Tyrants shall then their impious Aims forbear,
And Blenheim's Thunder, more than [1]Ætna's, fear.

Since by no Arts I therefore can defeat
The happy Enterprizes of the Great,
I'll calmly stoop to more inferior Things;
And try if my lov'd Snakes have Teeth or Stings.

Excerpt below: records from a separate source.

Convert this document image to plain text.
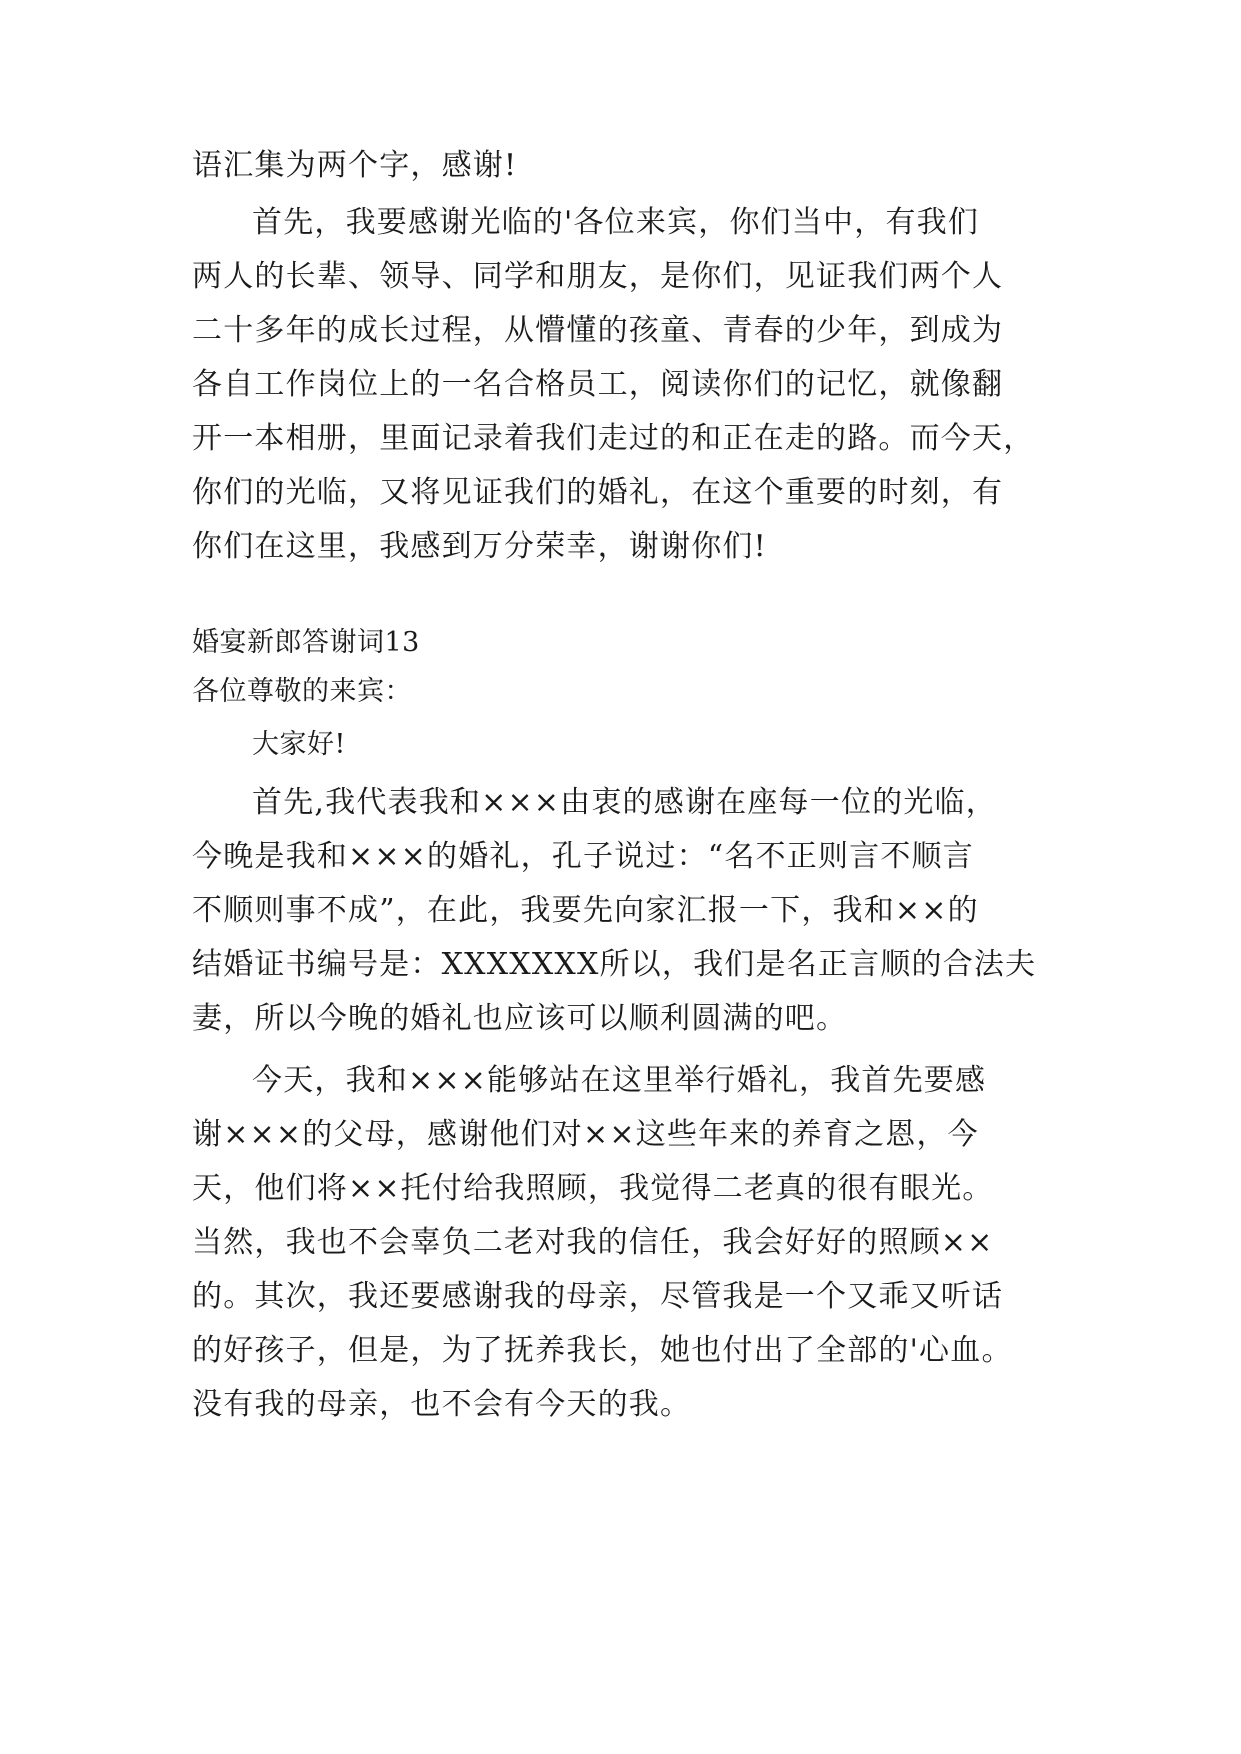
语汇集为两个字，感谢!
首先，我要感谢光临的'各位来宾，你们当中，有我们
两人的长辈、领导、同学和朋友，是你们，见证我们两个人
二十多年的成长过程，从懵懂的孩童、青春的少年，到成为
各自工作岗位上的一名合格员工，阅读你们的记忆，就像翻
开一本相册，里面记录着我们走过的和正在走的路。而今天，
你们的光临，又将见证我们的婚礼，在这个重要的时刻，有
你们在这里，我感到万分荣幸，谢谢你们!
婚宴新郎答谢词13
各位尊敬的来宾：
大家好!
首先,我代表我和×××由衷的感谢在座每一位的光临，
今晚是我和×××的婚礼，孔子说过：“名不正则言不顺言
不顺则事不成”，在此，我要先向家汇报一下，我和××的
结婚证书编号是：XXXXXXX所以，我们是名正言顺的合法夫
妻，所以今晚的婚礼也应该可以顺利圆满的吧。
今天，我和×××能够站在这里举行婚礼，我首先要感
谢×××的父母，感谢他们对××这些年来的养育之恩，今
天，他们将××托付给我照顾，我觉得二老真的很有眼光。
当然，我也不会辜负二老对我的信任，我会好好的照顾××
的。其次，我还要感谢我的母亲，尽管我是一个又乖又听话
的好孩子，但是，为了抚养我长，她也付出了全部的'心血。
没有我的母亲，也不会有今天的我。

She said: and strait shrill Colon's Person took,
In Morals loose, but most precise in Look.
Black-Fryars Annals lately pleas'd to call
Him Warden of Apothecaries-Hall.
And, when so dignify'd, did not forbear
That Operation which the Learn'd declare
Gives Cholicks ease, and makes the Ladies fair.
In trifling Show his Tinsel Talent lies,
And Form the want of Intellects supplies.
In Aspect grand and goodly He appears,
Rever'd as Patriarchs in primæval Years.
Hourly his Learn'd Impertinence affords
A barren Superfluity of Words.
The Patient's Ears remorseless he assails,
Murthers with Jargon where his Med'cine fails.

The Fury thus assuming Colon's Grace,
So flung her Arms, so shuffl'd in her Pace.
Onward she hastens to the fam'd Abodes,
Where Horoscope invokes th'infernal Gods;

  1. In Ætna were forg'd the Thunder-bolts which Jove employ'd against the Ambition of the Giants.